Friday, Apr. 28, 1961
Remarkable Rookie
In the batter's box, he coils into a carbon copy of St. Louis' Stan Musial. His stance is closed, his right knee is slightly bent, and he scowls at the pitcher over a high-cocked elbow. When he unwinds, his swing is level and lightning-quick. His reflexes are so fast that even bad balls become good targets. In his first time at bat in a major league game, Boston Rookie Carl Yastrzemski sliced an outside fast ball into leftfield for a single. Next game against the Los Angeles Angels, he drove in two runs, hit a single and a booming 374-ft. triple. Said battered Angel Pitcher Jerry Casale: "He hit the single off a pitch right in on his fists. The triple came off a high fast ball. We gotta find out how to work this guy."
Finding out will not be easy. At 21, after two tune-up seasons in the bushes, Leftfielder Yastrzemski (pronounced Yah-strem-skee) is the finest outfield prospect in the American League. Boston sportswriters already are comparing him to Ted Williams, and the authoritative Sporting News has all but conceded him its Rookie of the Year award. In spring training, ex-Slugger Williams watched Yastrzemski take batting practice, exulted: "The boy has everything--poise a good eye, smoothness. He'll hit .320 in his first year." The prediction seems reasonable. At Raleigh, in the Class B Carolina League. Yastrzemski hit .377, won the batting championship by 66 points.
Last season, at Minneapolis in the American Association, he batted .339, was voted the league's top rookie. Grouses a rival American Association manager: "We tried to pitch him in every way possible: up and down, in and out. We jammed him, and we threw him slow breaking stuff. He still killed us."
Off the List. Son of a Bridgehampton, Long Island, potato farmer, Yastrzemski started swinging a baseball bat at three. At seven, he was fielding fungos hit by his father, a former semipro ballplayer.

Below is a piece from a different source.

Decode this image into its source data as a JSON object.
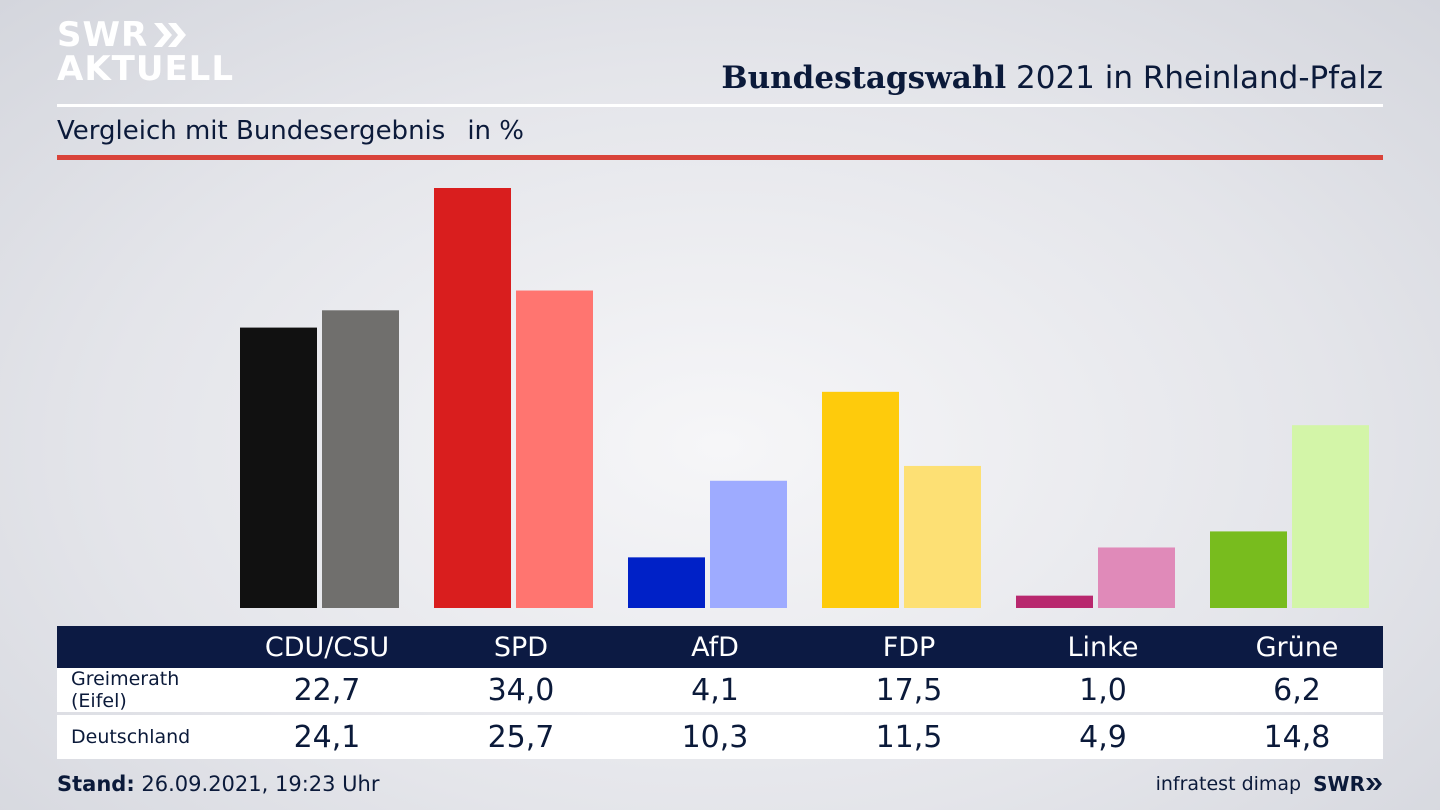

Soon he was playing in neighborhood pickup games. "There were the five Yastrzemskis," he recalls, "the Skoniecznys--my mother's brothers--and my mother's cousins, the Jasinskis. Can you imagine a double play going from Skonieczny to Jasinski to Yastrzemski?"
In high school, Carl played five positions, hit a sizzling .540 and attracted contract-clutching scouts from 14 major league teams. But he turned down substantial bonus offers and entered Notre Dame instead. Not until sophomore year did he finally decide to play professional baseball. The scouts were as anxious as ever. Yastrzemski refused a $100,000 offer from the Cincinnati Reds, also got a special tryout from the Milwaukee Braves. He collected 23 hits in 24 trips to the plate, and the drooling Braves offered $115,000. They were turned down too. Milwaukee, Carl decided, was too far from Bridgehampton. The snooty New York Yankees were crossed off Yastrzemski's list when they made him dress with the batboys after a workout, refused to let his father into the ballpark without a pass. In the end, Carl accepted a Red Sox package that came to more than $100,000--including off-season board and tuition at Notre Dame.
Only Time. With Yastrzemski in left whippet-fast Gary Geiger in center and veteran Jackie Jensen back in right, the Red Sox outfield is the tightest defensive unit in the league. Quick-footed and well proportioned (5 ft. 11 in., 180 Ibs.), Yastrzemski pounces on ground balls with the catlike grace of an infielder. He has learned to play line drives on the carom off Fenway Park's short leftfield wall, and his throwing arm is deadly. On opening day, Kansas City's speedy Leo Posada tried to score from second base on a clean single to left. Yastrzemski threw him out drew a standing ovation from Boston fans. Says Red Sox Manager Mike Higgins:
"Many a time a man gets what he thinks is a double, and as he rounds first base he finds Yastrzemski already has that ball going into second."
But it is Yastrzemski's tremendous hitting potential, not his fine fielding, that makes him the most highly touted American League rookie since Mickey Mantle joined the New York Yankees a decade ago. Yastrzemski does not have the pull-hitting power of a Mantle, a Williams or a DiMaggio, but he can spray screaming line drives to all fields, will punch an occasional outside pitch into Fenway Park's inviting leftfield screen. "The boy looks like a hitter," says Manager Higgins. Everybody says he's a hitter. All he needs is the time to prove it."